Che Guevara 'Tekrar Yollarda' günlüğü vardı elimde. velakin araya başka kitaplar girince okuyamamıştım. yazın sayesinde yeniden aklıma düştü. aldım elime bakalım, Latin Amerika'yı Che'yle gezmek nasılmış ((: hayal etmek güzeldir.
YanıtlaSilPostlarında hayalerinde çok güzel bence hayatı masal tadında yaşayanlardansın sen :)
YanıtlaSilGEB, Che Guevara benim gibi haybeye gezmeyi hayal etmemiş elbette değil mi? Onun hayali büyük.Meselesi olan bir adammış Che... Olsun varsın, onun yolunu izlemek meselesine de bulaşrırır diye hayal etmekteyim ben:)

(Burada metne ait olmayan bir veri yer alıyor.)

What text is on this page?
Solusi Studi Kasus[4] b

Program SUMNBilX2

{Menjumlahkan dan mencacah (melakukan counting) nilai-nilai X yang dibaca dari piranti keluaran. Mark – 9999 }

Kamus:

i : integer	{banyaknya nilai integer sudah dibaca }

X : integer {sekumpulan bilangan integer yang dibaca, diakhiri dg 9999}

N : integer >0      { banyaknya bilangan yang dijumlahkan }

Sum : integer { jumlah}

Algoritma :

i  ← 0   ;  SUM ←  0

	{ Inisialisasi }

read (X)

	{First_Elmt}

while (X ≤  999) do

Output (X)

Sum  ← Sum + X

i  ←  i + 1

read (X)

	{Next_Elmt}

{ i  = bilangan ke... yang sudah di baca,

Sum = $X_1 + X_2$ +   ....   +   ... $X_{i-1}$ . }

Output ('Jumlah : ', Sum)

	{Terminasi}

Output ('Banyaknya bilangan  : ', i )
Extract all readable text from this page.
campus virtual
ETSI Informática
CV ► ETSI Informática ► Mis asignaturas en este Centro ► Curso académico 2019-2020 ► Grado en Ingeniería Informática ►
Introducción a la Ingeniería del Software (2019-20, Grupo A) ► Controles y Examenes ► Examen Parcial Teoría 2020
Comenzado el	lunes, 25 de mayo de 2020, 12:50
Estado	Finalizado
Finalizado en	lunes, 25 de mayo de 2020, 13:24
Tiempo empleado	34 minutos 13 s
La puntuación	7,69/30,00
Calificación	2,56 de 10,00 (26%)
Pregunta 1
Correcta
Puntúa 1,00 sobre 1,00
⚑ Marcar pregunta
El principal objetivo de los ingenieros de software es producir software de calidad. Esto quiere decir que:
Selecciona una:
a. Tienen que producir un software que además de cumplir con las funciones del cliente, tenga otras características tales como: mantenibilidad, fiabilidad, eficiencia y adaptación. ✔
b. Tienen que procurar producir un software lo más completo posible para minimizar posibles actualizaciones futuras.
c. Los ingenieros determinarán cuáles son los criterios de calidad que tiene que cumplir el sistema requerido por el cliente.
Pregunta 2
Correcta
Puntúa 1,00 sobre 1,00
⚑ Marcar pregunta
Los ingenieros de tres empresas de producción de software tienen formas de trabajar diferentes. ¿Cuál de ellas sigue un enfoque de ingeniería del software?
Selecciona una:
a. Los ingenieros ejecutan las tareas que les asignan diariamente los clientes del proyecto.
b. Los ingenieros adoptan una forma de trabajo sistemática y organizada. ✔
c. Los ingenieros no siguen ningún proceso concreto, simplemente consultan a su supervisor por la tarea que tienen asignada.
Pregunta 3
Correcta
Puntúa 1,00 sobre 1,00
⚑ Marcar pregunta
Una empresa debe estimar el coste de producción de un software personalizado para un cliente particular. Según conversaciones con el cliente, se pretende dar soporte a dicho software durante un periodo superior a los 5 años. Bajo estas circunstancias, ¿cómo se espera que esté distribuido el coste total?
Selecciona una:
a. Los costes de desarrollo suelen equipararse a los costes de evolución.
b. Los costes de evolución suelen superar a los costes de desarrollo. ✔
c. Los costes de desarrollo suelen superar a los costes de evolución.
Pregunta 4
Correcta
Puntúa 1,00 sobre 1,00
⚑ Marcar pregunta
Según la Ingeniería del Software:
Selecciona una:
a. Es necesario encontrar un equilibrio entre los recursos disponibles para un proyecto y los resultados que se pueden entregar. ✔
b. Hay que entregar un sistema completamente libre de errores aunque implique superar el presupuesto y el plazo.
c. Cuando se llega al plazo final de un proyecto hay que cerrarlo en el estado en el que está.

YanıtlaSilSlince, hayal etmek hoştur sahiden.
YanıtlaSilHer şeyi gerçek dünyada mümkün kılamıyorsak, hayallerimizle yaşayalım bari öyle değil mi? Hem kim söyleyecek bana hangisinin daha sahi olduğunu? Kim bilecek? Masallara inanırım ben:))
Very nice post. I simply stumbled upon your weblog
YanıtlaSiland wished to mention that I have truly enjoyed surfing around your blog posts.
In any case I will be subscribing in your feed and I am hoping you write once more soon!